The injunction sent here for review, in my opinion, was final and permanent. Plaintiffs, as private parties, commenced this action in superior court against the Thurston County Auditor and the Thurston County Commissioners claiming that the festival would create a public as well as a private nuisance, and to enjoin the county auditor from issuing a license or permit for it. New American Community, Inc., and John Chambless, the promoters, organizers and sponsors of the festival, entered the case as intervenors but actually became the real parties in interest. As intervenors, they cross-claimed for a writ of mandamus to compel the county auditor to issue them a license or permit on the basis that issuance of such a permit or license was simply a ministerial and not a discretionary function.

I can find no declarations of fact in either the application for mandamus or in its accompanying affidavit traversing *296or avoiding the allegations of public and private nuisance. Thus, at the outset of hearings on the application for an injunction, the allegations of ultimate facts upon which a finding of nuisance was sought were undenied and unavoided. Intervening promoters apparently rested their case on the idea that the festival could not as a matter of law be found to be a nuisance and that the issuance, permit or license for it, being a ministerial function, could not be legally blocked.

At no point during any of the hearings before the superior court, as far as I can ascertain, did the sponsors or the promoters of the festival ask for further time or opportunity to present evidence or make an offer of proof. No claim was made in the superior court or in this court on review that additional evidence was available to prove or disprove any of the ultimate facts in the case. Indeed, as a practical matter, time had run out; there was no time for further hearings. Intervenors, New American Community and Chambless, already in the process of incurring financial obligations and commitments for the festival, welcomed an early resolution of the injunction issue and sought an extremely speedy review of it here. On review, no party asked for further opportunity to offer additional proof.

Thus, as earlier observed, facts as to the existence of the railroad tracks, the time and duration of the festival, the physical arrangements of the fields and facilities, and the speed and number of trains passing day and night on the embankment through the festival fields were not only proved but agreed upon, explicitly and understandably, in open court on the hearing on review. The record thus shows undeniably that the festival would create a public nuisance, and that the public nuisance would develop from the imminent danger of death and injury to persons, spectators, train crews and passengers and the likelihood of damage to the railroad’s property and equipment by reason of thousands of people being drawn into the open fields adjacent to the tracks to sojourn there day and night for 3 days as 30 to 40 trains daily moved along the tracks day *297and night at speeds of up to 70 or 80 miles per hour. Nothing was offered to disprove or traverse the likelihood of this extreme danger and no claim was made that further proof was available to dispute the existence of this public nuisance, particularly as it related to the railroad main line.

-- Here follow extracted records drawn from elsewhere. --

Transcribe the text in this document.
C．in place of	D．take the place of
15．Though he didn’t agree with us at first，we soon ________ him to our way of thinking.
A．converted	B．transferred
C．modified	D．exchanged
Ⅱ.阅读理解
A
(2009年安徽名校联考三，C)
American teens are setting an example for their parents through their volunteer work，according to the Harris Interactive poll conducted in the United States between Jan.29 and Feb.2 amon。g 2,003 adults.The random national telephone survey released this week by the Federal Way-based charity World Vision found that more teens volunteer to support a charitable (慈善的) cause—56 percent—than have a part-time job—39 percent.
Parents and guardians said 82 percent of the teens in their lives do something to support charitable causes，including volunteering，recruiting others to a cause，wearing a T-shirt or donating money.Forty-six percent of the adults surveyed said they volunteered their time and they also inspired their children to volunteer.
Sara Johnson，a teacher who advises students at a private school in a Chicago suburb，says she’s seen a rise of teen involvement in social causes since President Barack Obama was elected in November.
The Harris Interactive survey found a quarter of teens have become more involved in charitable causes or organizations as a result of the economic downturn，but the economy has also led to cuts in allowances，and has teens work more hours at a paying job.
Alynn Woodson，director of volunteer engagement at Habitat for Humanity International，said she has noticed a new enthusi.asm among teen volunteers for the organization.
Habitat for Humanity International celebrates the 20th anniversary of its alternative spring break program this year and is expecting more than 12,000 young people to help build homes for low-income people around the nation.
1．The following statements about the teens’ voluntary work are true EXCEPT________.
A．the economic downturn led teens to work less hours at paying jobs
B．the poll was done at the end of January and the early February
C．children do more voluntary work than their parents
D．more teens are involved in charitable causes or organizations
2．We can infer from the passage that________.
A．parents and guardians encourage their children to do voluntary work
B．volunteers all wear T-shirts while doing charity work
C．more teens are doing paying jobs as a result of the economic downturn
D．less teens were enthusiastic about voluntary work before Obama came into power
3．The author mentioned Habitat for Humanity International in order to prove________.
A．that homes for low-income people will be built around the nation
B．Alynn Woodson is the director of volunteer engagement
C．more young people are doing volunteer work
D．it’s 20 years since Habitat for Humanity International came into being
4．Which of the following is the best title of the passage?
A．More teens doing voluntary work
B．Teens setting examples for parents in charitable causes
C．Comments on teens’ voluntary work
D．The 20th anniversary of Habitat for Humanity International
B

The injunction, therefore, in my view, was final and permanent, and the bond requirement, I think, should have been vacated. With a permanent and effective injunction in effect, the mandate to the auditor to issue a permit would not lie. A permit or license is a device to grant a special privilege; it confers a right to do something which one otherwise would not have a right to do. 33 Am. Jur. Licenses § 2 (1941); 53 C.J.S. Licenses § 1 (1948). I doubt that the courts would order the government to confer upon intervenors the special privilege of conducting and maintaining what had finally been adjudged by a court of competent jurisdiction to be a public nuisance.

Accordingly, I would have vacated the requirement for the $25,000 bond, or any bond at all, denied the writ of mandamus, and let the injunction prevail.

Professor of Music, University of Puget Sound, Tacoma, Washington.